# Midsummer Scream Convention



## Fiend4Halloween (Aug 28, 2008)

Happy Friday haunters!! Next weekend, July 30 & 31 is the Mdsummer Scream convention. First time event and hopefully it won't be the last. Featuring guest panels from the creators of the Queen Mary Dark Harbor, Halloween Horror Nights from Universal Studios, Jim Henson's Creature Shop, Six Flags Magic Mountain Fright Fest and more. Vendors from all over selling clothing, props, housewares and scares and even some classes to take. Actors & actresses from horror films, tv and even Oingo Boingo! The event will take place in Long Beach so if you have a chance, grab some tickets. I believe they still are 30% off if you get them now. http://midsummerscream.org/ :voorhees::jol:

FYI...since I had purchased my tickets months ago, I was given a code last night to share. If you order tickets today and use the code PUMPKIN, you'll get 50% off your ticket price! The code is good until 11:59pm so betta' get 'em at the cheapest price available. You can thank me later! =p


----------



## shmork (Jul 30, 2015)

I am so bummed that I can't make this event (was especially excited about Oingo Boingo Dance Party)! Hopefully, they will continue it next year as well.


----------



## Fiend4Halloween (Aug 28, 2008)

shmork, sorry you can't make it. By the looks of things, they're gearing up to make this convention as good as all the others. The ticket prices are so low to get as many people to attend since it's the first year, lots of vendors and guests, classes and more. Seems like a great start for a convention. There's still a few more conventions before the end of the year in our area so hopefully you'll be able to attend. I'll be posting more info about upcoming conventions as the dates get closer. Happy Haunting!


----------



## bobzilla (Nov 13, 2008)

How was the Mdsummer Scream convention?



Fiend4Halloween said:


> Happy Friday haunters!! Next weekend, July 30 & 31 is the Mdsummer Scream convention. First time event and hopefully it won't be the last. Featuring guest panels from the creators of the Queen Mary Dark Harbor, Halloween Horror Nights from Universal Studios, Jim Henson's Creature Shop, Six Flags Magic Mountain Fright Fest and more. Vendors from all over selling clothing, props, housewares and scares and even some classes to take. Actors & actresses from horror films, tv and even Oingo Boingo! The event will take place in Long Beach so if you have a chance, grab some tickets. I believe they still are 30% off if you get them now. http://midsummerscream.org/ :voorhees::jol:
> 
> FYI...since I had purchased my tickets months ago, I was given a code last night to share. If you order tickets today and use the code PUMPKIN, you'll get 50% off your ticket price! The code is good until 11:59pm so betta' get 'em at the cheapest price available. You can thank me later! =p


----------



## Fiend4Halloween (Aug 28, 2008)

Bobzilla, it was a blast!!! For their first convention, they did an excellent job!

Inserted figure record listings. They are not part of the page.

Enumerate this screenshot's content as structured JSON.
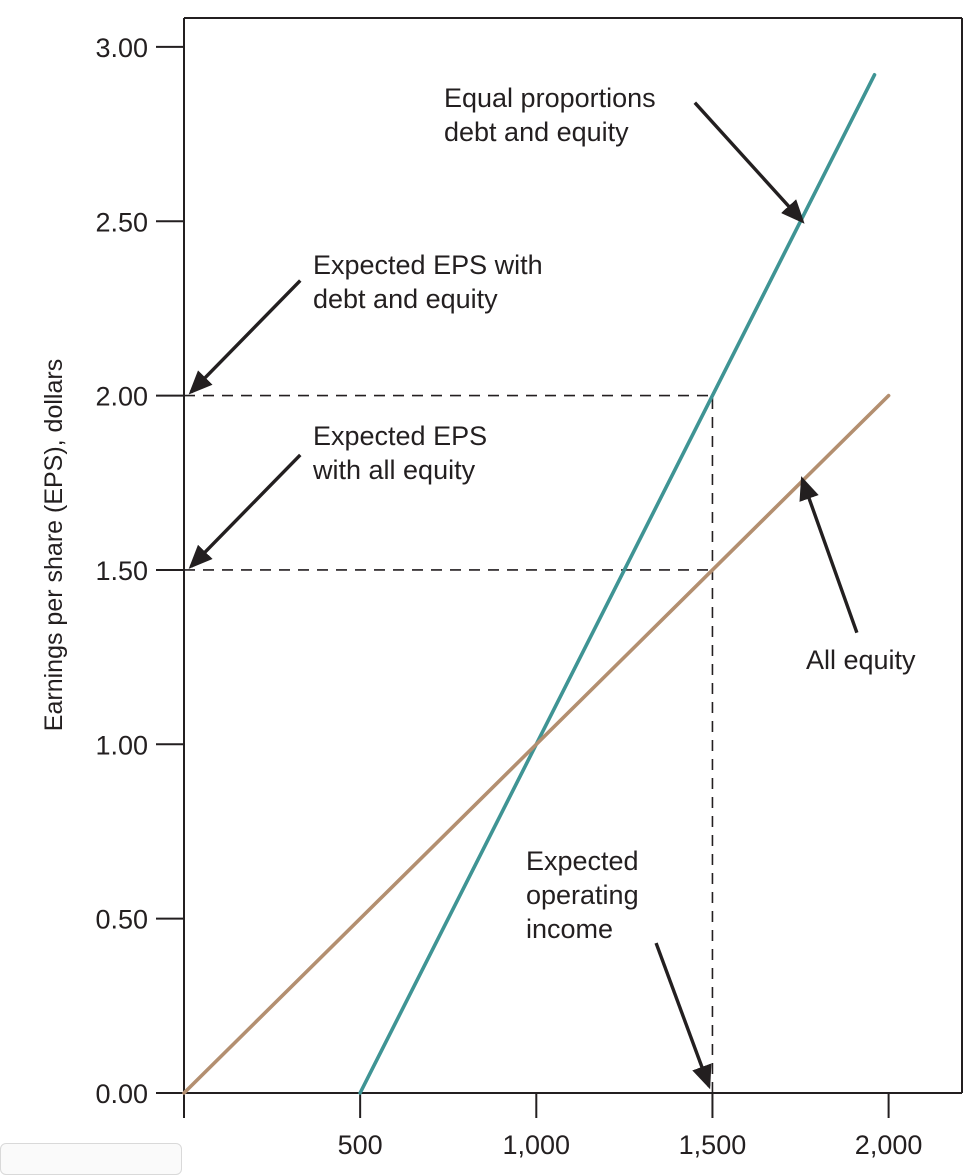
{
  "chart_data": {
    "type": "line",
    "title": "",
    "xlabel": "",
    "ylabel": "Earnings per share (EPS), dollars",
    "xlim": [
      0,
      2200
    ],
    "ylim": [
      0,
      3.0
    ],
    "x_ticks": [
      {
        "value": 500,
        "label": "500"
      },
      {
        "value": 1000,
        "label": "1,000"
      },
      {
        "value": 1500,
        "label": "1,500"
      },
      {
        "value": 2000,
        "label": "2,000"
      }
    ],
    "y_ticks": [
      {
        "value": 0,
        "label": "0.00"
      },
      {
        "value": 0.5,
        "label": "0.50"
      },
      {
        "value": 1.0,
        "label": "1.00"
      },
      {
        "value": 1.5,
        "label": "1.50"
      },
      {
        "value": 2.0,
        "label": "2.00"
      },
      {
        "value": 2.5,
        "label": "2.50"
      },
      {
        "value": 3.0,
        "label": "3.00"
      }
    ],
    "grid": false,
    "series": [
      {
        "name": "Equal proportions debt and equity",
        "color": "#3f9494",
        "points": [
          [
            500,
            0.0
          ],
          [
            1960,
            2.92
          ]
        ]
      },
      {
        "name": "All equity",
        "color": "#b38f70",
        "points": [
          [
            0,
            0.0
          ],
          [
            2000,
            2.0
          ]
        ]
      }
    ],
    "reference_lines": [
      {
        "points": [
          [
            0,
            2.0
          ],
          [
            1500,
            2.0
          ]
        ]
      },
      {
        "points": [
          [
            0,
            1.5
          ],
          [
            1500,
            1.5
          ]
        ]
      },
      {
        "points": [
          [
            1500,
            0.0
          ],
          [
            1500,
            2.0
          ]
        ]
      }
    ],
    "annotations": [
      {
        "lines": [
          "Equal proportions",
          "debt and equity"
        ],
        "arrow_from": [
          1450,
          2.84
        ],
        "arrow_to": [
          1755,
          2.5
        ]
      },
      {
        "lines": [
          "Expected EPS with",
          "debt and equity"
        ],
        "arrow_from": [
          330,
          2.33
        ],
        "arrow_to": [
          20,
          2.01
        ]
      },
      {
        "lines": [
          "Expected EPS",
          "with all equity"
        ],
        "arrow_from": [
          330,
          1.83
        ],
        "arrow_to": [
          20,
          1.51
        ]
      },
      {
        "lines": [
          "All equity"
        ],
        "arrow_from": [
          1910,
          1.32
        ],
        "arrow_to": [
          1755,
          1.76
        ]
      },
      {
        "lines": [
          "Expected",
          "operating",
          "income"
        ],
        "arrow_from": [
          1340,
          0.43
        ],
        "arrow_to": [
          1490,
          0.02
        ]
      }
    ]
  }
}
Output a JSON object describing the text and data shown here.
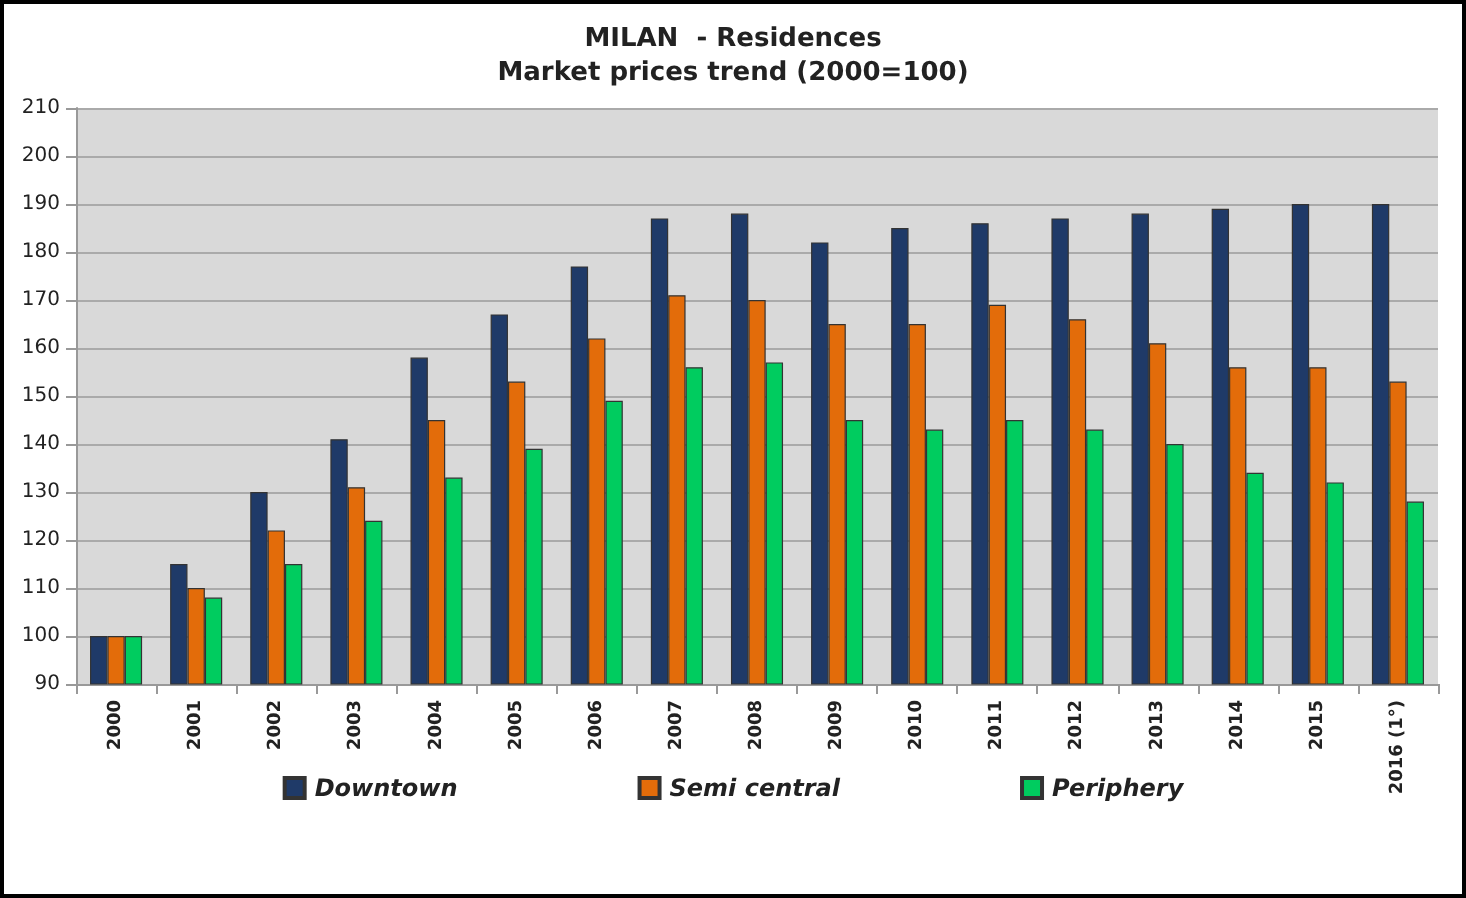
{
  "chart_data": {
    "type": "bar",
    "title": "MILAN  - Residences",
    "subtitle": "Market prices trend (2000=100)",
    "categories": [
      "2000",
      "2001",
      "2002",
      "2003",
      "2004",
      "2005",
      "2006",
      "2007",
      "2008",
      "2009",
      "2010",
      "2011",
      "2012",
      "2013",
      "2014",
      "2015",
      "2016 (1°)"
    ],
    "series": [
      {
        "name": "Downtown",
        "color": "#1f3a68",
        "values": [
          100,
          115,
          130,
          141,
          158,
          167,
          177,
          187,
          188,
          182,
          185,
          186,
          187,
          188,
          189,
          190,
          190
        ]
      },
      {
        "name": "Semi central",
        "color": "#e36c0a",
        "values": [
          100,
          110,
          122,
          131,
          145,
          153,
          162,
          171,
          170,
          165,
          165,
          169,
          166,
          161,
          156,
          156,
          153
        ]
      },
      {
        "name": "Periphery",
        "color": "#00cc5f",
        "values": [
          100,
          108,
          115,
          124,
          133,
          139,
          149,
          156,
          157,
          145,
          143,
          145,
          143,
          140,
          134,
          132,
          128
        ]
      }
    ],
    "ylim": [
      90,
      210
    ],
    "yticks": [
      90,
      100,
      110,
      120,
      130,
      140,
      150,
      160,
      170,
      180,
      190,
      200,
      210
    ],
    "grid": "y",
    "legend": "bottom"
  }
}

Good amount of vendors with very good prices, and not the same vendors you see at every convention. Good panels, loved the Halloween Horror Nights one, a big area to walk, not cram packed like some cons, and an eerie, Halloween feel to the event. Sound effects, music and fog all through the event which gave it the mood setting you'd want, classes put on by SoCalValley were very informative. I took the silicone mold making class and it was fun, cant wait to make more. Im very much looking forward to attending this next year!


----------



## bobzilla (Nov 13, 2008)

Sounds like it was a blast!
I need to make a point of going next year.
Thanks for the update.


----------



## Fiend4Halloween (Aug 28, 2008)

Bobzilla, your welcome. There's a few more events coming around so keep visiting this area, as you can see, I post a lot for Gatherings & Events because I attend about 12 conventions a year so I try to share the info with others in case they don't know.


----------